North and south Sudan fought a more than two-decade civil war that ended with a 2005 peace agreement that also gave the south the right to vote for independence. That vote passed overwhelmingly, and Southern Sudan is poised to become the world's newest nation in July.

But tensions over Abyei - a fertile land near major oil fields - has raised fears of conflict only weeks before the south secedes.

The north's invasion of Abyei was precipitated by a May 19 attack on northern and U.N. troops by southern soldiers. The U.N. report said two northern soldiers were killed in that attack, which it called a trigger for the invasion but one that appeared to be a "deliberate plan" by the north "as evidenced by the SAF troop build up in the area before the attack," the report said.

The report also called the southern shelling of U.N. peacekeepers a violation of international humanitarian law.

The U.N. is not the first organization to warn that war crimes may have been committed by the Khartoum government's army in the recent Abyei violence.

A U.S.-based project supported by Hollywood star George Clooney published satellite images of the destruction in Abyei after the invasion and called on the U.N. Security Council to refer the invasion to the International Criminal Court.

The Satellite Sentinel Project said a group of former U.S. civilian and military officials had affirmed the group's visual evidence that the Sudanese government had "allegedly committed war crimes during its occupation of the disputed region of Abyei."

David Scheffer, former U.S. State Department Special Ambassador-at-Large for War Crimes, was quoted by the group as saying that the evidence derived from the satellite imagery of the destruction in Abyei "reveals actions that appear to violate the principles of military necessity, proportionality, and distinction - primary pillars of the laws of war."

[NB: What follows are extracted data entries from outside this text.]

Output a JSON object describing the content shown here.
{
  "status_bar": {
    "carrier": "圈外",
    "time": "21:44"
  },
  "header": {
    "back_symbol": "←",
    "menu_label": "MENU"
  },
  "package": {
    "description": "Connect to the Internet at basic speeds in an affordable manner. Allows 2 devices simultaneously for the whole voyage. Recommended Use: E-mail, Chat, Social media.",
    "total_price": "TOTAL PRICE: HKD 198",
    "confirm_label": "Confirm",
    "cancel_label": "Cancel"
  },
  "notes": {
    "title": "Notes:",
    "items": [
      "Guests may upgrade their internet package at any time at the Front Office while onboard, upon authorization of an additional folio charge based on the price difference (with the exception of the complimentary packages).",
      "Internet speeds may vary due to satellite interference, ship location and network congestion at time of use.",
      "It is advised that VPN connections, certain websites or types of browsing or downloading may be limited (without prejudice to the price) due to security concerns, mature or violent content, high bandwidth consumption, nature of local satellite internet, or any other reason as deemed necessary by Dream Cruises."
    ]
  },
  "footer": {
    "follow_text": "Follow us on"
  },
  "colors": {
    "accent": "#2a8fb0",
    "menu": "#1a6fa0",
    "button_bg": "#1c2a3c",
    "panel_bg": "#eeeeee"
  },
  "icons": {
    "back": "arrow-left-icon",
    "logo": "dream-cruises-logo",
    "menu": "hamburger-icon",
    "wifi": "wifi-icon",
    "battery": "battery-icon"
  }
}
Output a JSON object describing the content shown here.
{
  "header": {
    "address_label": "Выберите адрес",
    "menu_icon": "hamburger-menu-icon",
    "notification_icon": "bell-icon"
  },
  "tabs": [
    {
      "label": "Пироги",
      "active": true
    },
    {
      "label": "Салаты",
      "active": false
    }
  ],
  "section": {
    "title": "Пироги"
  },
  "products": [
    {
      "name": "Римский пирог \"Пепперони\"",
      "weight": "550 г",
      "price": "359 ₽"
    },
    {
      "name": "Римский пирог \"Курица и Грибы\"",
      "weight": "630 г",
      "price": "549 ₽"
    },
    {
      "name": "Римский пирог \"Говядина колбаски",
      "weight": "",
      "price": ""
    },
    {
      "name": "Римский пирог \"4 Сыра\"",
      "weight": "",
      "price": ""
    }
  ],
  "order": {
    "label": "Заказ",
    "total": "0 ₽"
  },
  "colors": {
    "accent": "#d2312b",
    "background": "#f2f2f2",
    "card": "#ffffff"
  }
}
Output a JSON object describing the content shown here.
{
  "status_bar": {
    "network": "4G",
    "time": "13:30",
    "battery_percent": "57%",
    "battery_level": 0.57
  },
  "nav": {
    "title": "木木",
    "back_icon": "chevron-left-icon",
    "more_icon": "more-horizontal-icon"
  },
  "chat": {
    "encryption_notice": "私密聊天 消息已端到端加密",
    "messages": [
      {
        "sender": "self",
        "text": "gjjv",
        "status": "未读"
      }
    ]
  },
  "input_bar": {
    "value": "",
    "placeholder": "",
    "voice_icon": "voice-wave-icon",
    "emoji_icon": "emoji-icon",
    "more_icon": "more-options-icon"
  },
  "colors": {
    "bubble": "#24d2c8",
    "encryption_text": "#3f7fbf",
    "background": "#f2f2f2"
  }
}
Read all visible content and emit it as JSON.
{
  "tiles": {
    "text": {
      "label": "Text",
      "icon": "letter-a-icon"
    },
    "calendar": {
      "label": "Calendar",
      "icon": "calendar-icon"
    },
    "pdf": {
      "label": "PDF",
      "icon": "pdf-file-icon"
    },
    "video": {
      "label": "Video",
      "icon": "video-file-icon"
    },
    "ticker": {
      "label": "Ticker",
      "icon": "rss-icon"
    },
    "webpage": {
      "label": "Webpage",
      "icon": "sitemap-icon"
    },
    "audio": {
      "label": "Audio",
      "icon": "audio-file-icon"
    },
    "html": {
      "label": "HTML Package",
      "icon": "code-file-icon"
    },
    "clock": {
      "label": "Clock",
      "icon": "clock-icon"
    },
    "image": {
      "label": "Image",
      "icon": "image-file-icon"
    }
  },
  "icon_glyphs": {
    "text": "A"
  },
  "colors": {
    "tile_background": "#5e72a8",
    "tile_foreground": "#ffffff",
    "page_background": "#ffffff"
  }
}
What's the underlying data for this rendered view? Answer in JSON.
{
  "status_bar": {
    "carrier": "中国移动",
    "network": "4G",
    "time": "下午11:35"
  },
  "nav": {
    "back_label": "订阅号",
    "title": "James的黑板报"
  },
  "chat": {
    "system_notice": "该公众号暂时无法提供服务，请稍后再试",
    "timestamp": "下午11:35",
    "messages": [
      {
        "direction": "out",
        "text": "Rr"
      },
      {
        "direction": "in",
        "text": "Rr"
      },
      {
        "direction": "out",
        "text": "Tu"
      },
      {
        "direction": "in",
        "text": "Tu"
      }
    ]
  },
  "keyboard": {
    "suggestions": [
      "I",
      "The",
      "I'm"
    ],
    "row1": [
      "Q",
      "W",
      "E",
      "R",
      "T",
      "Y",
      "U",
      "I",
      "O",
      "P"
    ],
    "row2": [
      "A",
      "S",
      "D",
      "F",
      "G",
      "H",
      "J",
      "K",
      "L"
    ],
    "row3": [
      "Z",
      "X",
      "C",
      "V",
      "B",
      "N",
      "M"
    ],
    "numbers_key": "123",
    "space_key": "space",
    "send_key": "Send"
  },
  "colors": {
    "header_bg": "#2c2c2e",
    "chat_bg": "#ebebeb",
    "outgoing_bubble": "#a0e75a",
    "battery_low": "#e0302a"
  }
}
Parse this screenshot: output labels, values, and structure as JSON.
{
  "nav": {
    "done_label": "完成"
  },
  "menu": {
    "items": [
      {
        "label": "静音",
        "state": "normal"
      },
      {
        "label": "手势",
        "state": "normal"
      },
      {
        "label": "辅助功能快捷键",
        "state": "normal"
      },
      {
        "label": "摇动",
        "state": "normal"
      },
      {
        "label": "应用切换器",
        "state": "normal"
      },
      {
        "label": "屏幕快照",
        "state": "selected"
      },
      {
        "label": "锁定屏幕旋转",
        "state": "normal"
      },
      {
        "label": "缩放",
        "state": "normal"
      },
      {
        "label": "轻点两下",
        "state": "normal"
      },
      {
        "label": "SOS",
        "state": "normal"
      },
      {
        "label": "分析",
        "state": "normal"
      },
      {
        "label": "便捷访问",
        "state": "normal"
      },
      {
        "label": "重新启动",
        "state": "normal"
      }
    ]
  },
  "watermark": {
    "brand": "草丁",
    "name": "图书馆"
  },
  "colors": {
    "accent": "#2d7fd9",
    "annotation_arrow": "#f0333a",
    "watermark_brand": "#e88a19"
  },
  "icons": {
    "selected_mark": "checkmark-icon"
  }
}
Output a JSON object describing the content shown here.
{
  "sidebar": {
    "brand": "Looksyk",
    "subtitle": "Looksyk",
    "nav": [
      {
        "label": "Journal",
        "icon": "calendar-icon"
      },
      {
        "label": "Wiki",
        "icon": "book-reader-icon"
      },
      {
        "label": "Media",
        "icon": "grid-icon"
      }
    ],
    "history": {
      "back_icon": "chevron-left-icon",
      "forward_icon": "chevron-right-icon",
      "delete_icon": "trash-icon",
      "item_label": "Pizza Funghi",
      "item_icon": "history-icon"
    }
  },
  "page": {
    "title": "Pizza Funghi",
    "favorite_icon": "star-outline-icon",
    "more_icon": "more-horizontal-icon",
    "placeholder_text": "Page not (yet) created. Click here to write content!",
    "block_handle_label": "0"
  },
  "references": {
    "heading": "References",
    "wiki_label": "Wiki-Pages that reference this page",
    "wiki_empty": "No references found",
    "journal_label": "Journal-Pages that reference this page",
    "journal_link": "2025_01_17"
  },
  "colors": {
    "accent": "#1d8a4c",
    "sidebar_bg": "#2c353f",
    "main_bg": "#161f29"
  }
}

As tanks rolled into the town and Antonov planes provided air cover for the northern troops and their associated militia forces, tens of thousands of Abyei residents fled south, many on foot, while carrying small children and whatever possessions they could manage.

The U.N. Security Council, on a visit to Sudan when the invasion occurred, called for the immediate and unconditional withdrawal of the Sudanese Armed Forces. But nearly two weeks later northern troops have not left Abyei, and many diplomats, analysts, and even Southern Sudanese officials quietly say that no one has much leverage to force the north to withdraw.